2) Low end virtual servers don't have a lot of memory. Additionally swapping 
out to (virtual) disk is slow. Using file backed memory for dictionary data 
would allow the operating system to skip the swap-out phase if the memory is 
needed somewhere else. With compressed ZIP it won't be possible to use file 
backed memory.

3) LTSP systems can have many desktop users simultaneously. We waste a lot of 
memory if there are multiple copies of the same data in the memory. Let's 
assume separate transducers for spell checkers and hyphenators, each using 10 
MB of memory. Each user has Firefox (spell checker) and OOo (spell checker + 
hyphenator) in use. That would make 30 MB of memory for each user. If we have 
20 simultaneous users, that's 600 MB for just spellers and hyphenators. For 
reference, the amount of total memory that people who build such systems for 
Finnish schools recommended[1] is 500 MB + 20 * 128 MB = 3060 MB so we would 
be using about 20% of the total system memory at that point. I suspect that 
this recommendation may be bit outdated but using even 10% of total memory for 
spell checking would seem a bit too much.

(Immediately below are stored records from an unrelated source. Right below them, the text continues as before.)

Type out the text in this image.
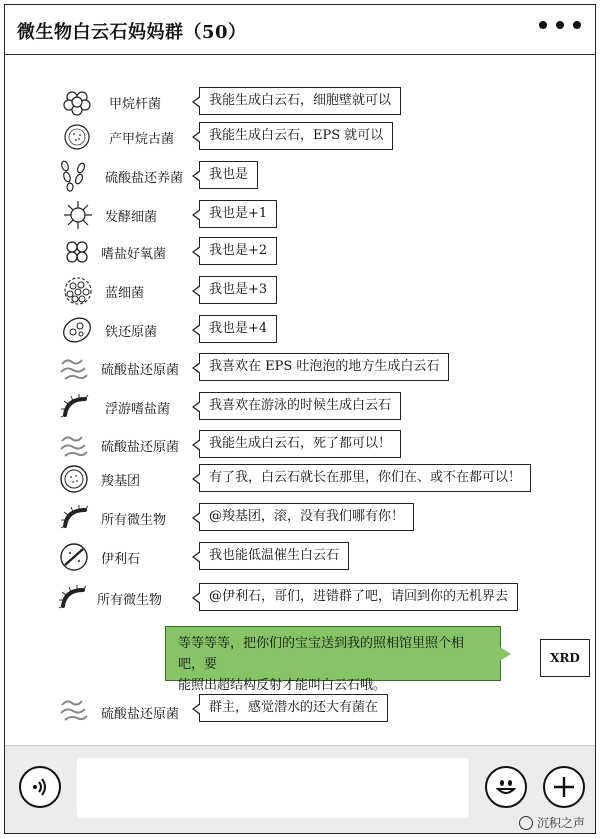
微生物白云石妈妈群（50）
甲烷杆菌	我能生成白云石，细胞壁就可以
产甲烷古菌	我能生成白云石，EPS 就可以
硫酸盐还养菌	我也是
发酵细菌	我也是+1
嗜盐好氧菌	我也是+2
蓝细菌	我也是+3
铁还原菌	我也是+4
硫酸盐还原菌	我喜欢在 EPS 吐泡泡的地方生成白云石
浮游嗜盐菌	我喜欢在游泳的时候生成白云石
硫酸盐还原菌	我能生成白云石，死了都可以！
羧基团	有了我，白云石就长在那里，你们在、或不在都可以！
所有微生物	@羧基团，滚，没有我们哪有你！
伊利石	我也能低温催生白云石
所有微生物	@伊利石，哥们，进错群了吧，请回到你的无机界去
等等等等，把你们的宝宝送到我的照相馆里照个相吧，要
能照出超结构反射才能叫白云石哦。
XRD
硫酸盐还原菌	群主，感觉潜水的还大有菌在
沉积之声
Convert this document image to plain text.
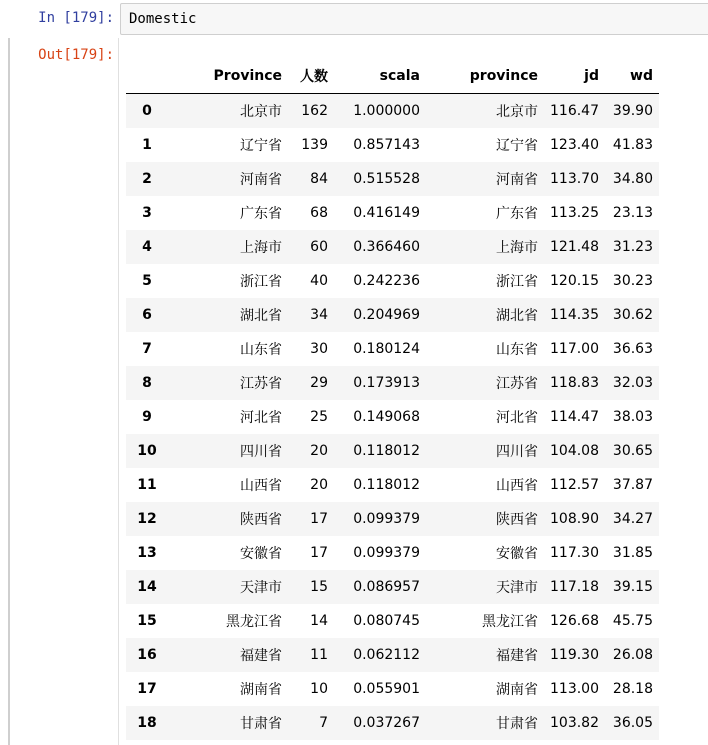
In [179]:	Domestic
Out[179]:
	Province	人数	scala	province	jd	wd
0	北京市	162	1.000000	北京市	116.47	39.90
1	辽宁省	139	0.857143	辽宁省	123.40	41.83
2	河南省	84	0.515528	河南省	113.70	34.80
3	广东省	68	0.416149	广东省	113.25	23.13
4	上海市	60	0.366460	上海市	121.48	31.23
5	浙江省	40	0.242236	浙江省	120.15	30.23
6	湖北省	34	0.204969	湖北省	114.35	30.62
7	山东省	30	0.180124	山东省	117.00	36.63
8	江苏省	29	0.173913	江苏省	118.83	32.03
9	河北省	25	0.149068	河北省	114.47	38.03
10	四川省	20	0.118012	四川省	104.08	30.65
11	山西省	20	0.118012	山西省	112.57	37.87
12	陕西省	17	0.099379	陕西省	108.90	34.27
13	安徽省	17	0.099379	安徽省	117.30	31.85
14	天津市	15	0.086957	天津市	117.18	39.15
15	黑龙江省	14	0.080745	黑龙江省	126.68	45.75
16	福建省	11	0.062112	福建省	119.30	26.08
17	湖南省	10	0.055901	湖南省	113.00	28.18
18	甘肃省	7	0.037267	甘肃省	103.82	36.05
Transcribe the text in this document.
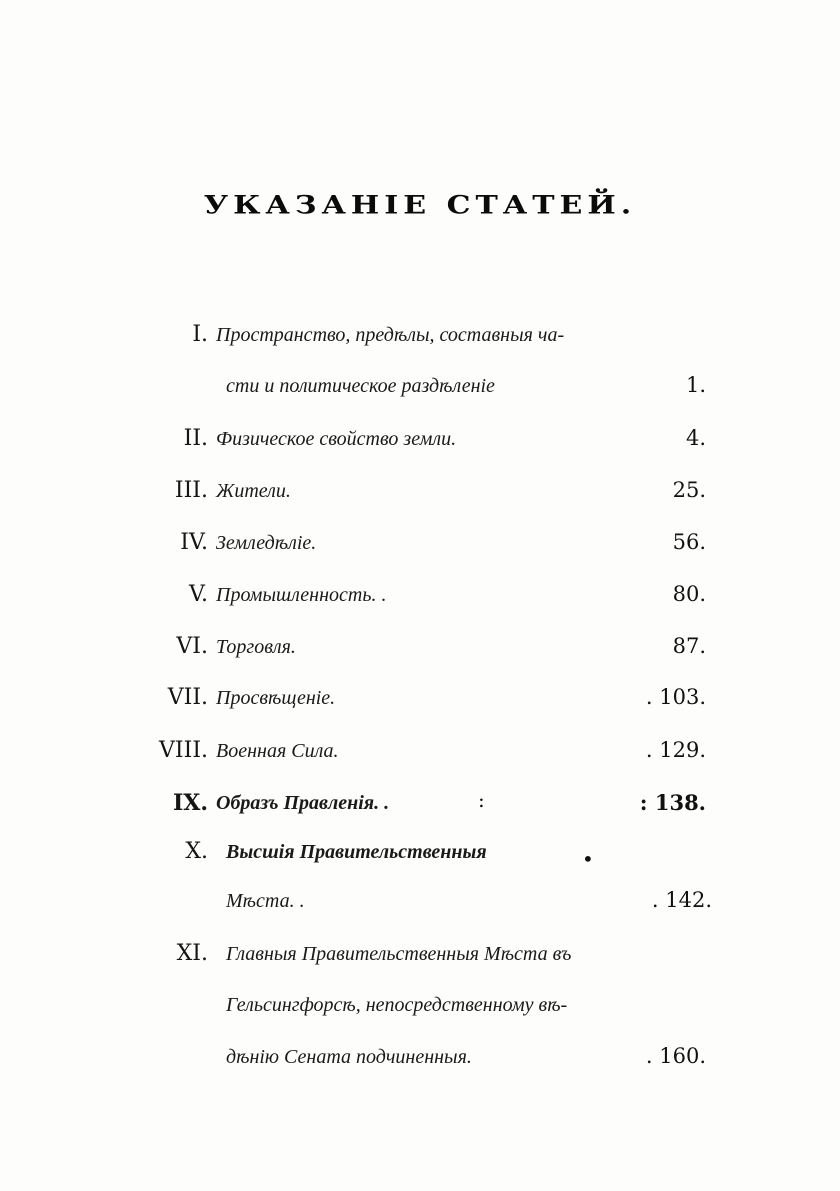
УКАЗАНІЕ СТАТЕЙ.
I. Пространство, предѣлы, составныя ча-
сти и политическое раздѣленіе	1.
II. Физическое свойство земли.	4.
III. Жители.	25.
IV. Земледѣліе.	56.
V. Промышленность. .	80.
VI. Торговля.	87.
VII. Просвѣщеніе.	. 103.
VIII. Военная Сила.	. 129.
IX. Образъ Правленія. .	:	: 138.
X. Высшія Правительственныя	•
Мѣста. .	. 142.
XI. Главныя Правительственныя Мѣста въ
Гельсингфорсѣ, непосредственному вѣ-
дѣнію Сената подчиненныя.	. 160.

The first problem can be solved by using uncompressed ZIP files when we know 
that the target has a slow CPU. The last problem could be (painfully) worked 
around by using other IPC mechanisms. Solving the virtual server issue would 
require using uncompressed ZIP and a transducer format that is suitable for 
memory mapped use. I assume current optimized lookup format is not?

In my opinion the ideal format would allow efficient memory mapped access when 
used on little endian platforms which are most commonly used these days. On 
big endian platforms we could either translate the the data during load (and 
lose the memory efficiency) or translate during lookup (which would presumably 
be quite slow). The container could be uncompressed ZIP but the transducer 
format might need to be different. This would work for all three use cases 
mentioned above and would also have some performance benefits on normal 
desktop systems.

Harri

[1] http://eduwiki.coss.fi/index.php/LTSP-
järjestelmän_asentaminen_ja_hallinnointi